To open short positions on EUR/USD:
Sellers made their presence felt after the Asian session, indicating a real increase in investor aversion to risk assets. We'll see how the pair performs during the U.S. session, but a rise and a false breakout around the new resistance at 1.1157 would be a suitable scenario for opening new short positions to continue the bearish trend, targeting a retest of the 1.1108 support. I expect the first signs of significant buyers to appear there. A breakout and consolidation below this range, followed by a retest from below, will provide another selling point, aiming for a move towards 1.1073. The ultimate target will be the 1.1053 level, where I will take profit. If EUR/USD rises against the backdrop of no US statistics and no bears at 1.1157, which is possible, buyers will regain the initiative, getting a chance to update the monthly high and push the pair further upwards. In this case, I will postpone selling until the next resistance at 1.1189 is tested. I will also sell there but only after a failed consolidation. I plan to open short positions immediately on a rebound from 1.1237, targeting a downward correction of 30-35 points.
In the COT report (Commitment of Traders) for August 20, there was an increase in long positions and a significant reduction in short positions, indicating continued bullish sentiment among risk asset buyers.
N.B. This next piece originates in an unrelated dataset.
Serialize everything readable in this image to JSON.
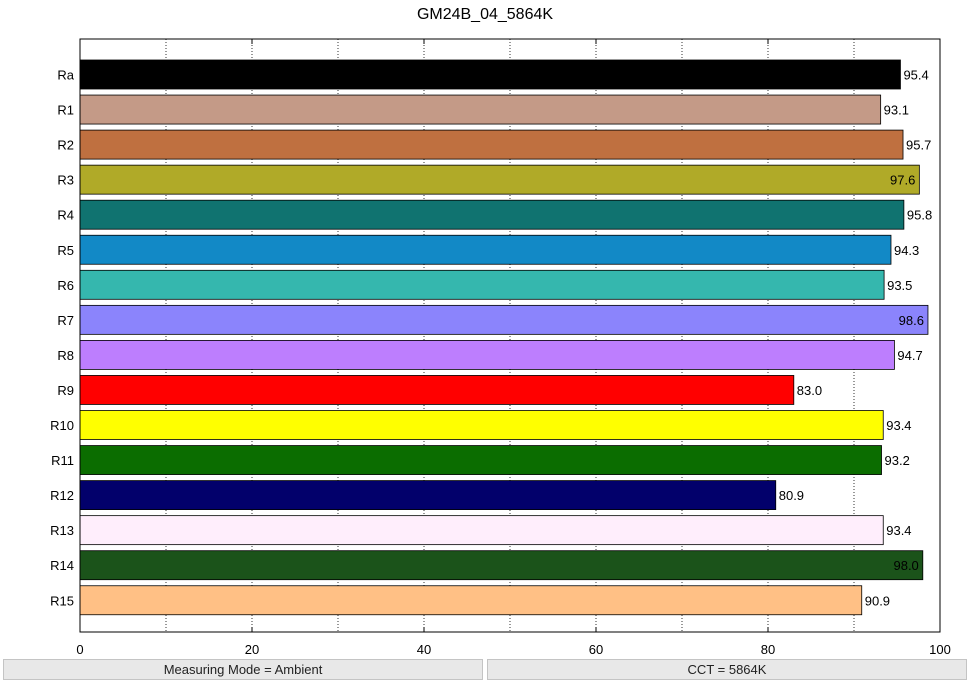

The recent speech by Fed Chairman Jerome Powell at Jackson Hole, which is not yet reflected in this report, will likely lead to an even greater shift in favor of euro buyers. However, the dollar's future direction will depend on incoming data related to U.S. inflation and the labor market. Therefore, I recommend paying close attention to these indicators. The COT report indicated that long non-commercial positions increased by 12,138 to 194,350, while short non-commercial positions fell by 16,896 to 138,333. As a result, the gap between long and short positions increased by 3,047.
Indicator Signals:
Moving Averages
Trading is occurring below the 30 and 50-day moving averages, indicating a possible decline in the euro.
Note: The period and prices of moving averages are considered by the author on the H1 hourly chart and differ from the general definition of classic daily moving averages on the D1 daily chart.
Bollinger Bands
If a decline occurs, the lower boundary of the indicator around 1.1130 will act as support.
Description of Indicators:
- Moving Average: Determines the current trend by smoothing out volatility and noise. Period – 50. Marked in yellow on the chart.
- Moving Average: Determines the current trend by smoothing out volatility and noise. Period – 30. Marked in green on the chart.
- MACD Indicator (Moving Average Convergence/Divergence): Fast EMA – period 12. Slow EMA – period 26. SMA – period 9.
- Bollinger Bands: Period – 20.
- Non-commercial traders: Traders such as individual traders, hedge funds, and large institutions that use the futures market for speculative purposes and meet certain requirements.
- Long non-commercial positions: Represent the total long open position of non-commercial traders.
- Short non-commercial positions: Represent the total short open position of non-commercial traders.
- Total non-commercial net position: The difference between short and long positions of non-commercial traders.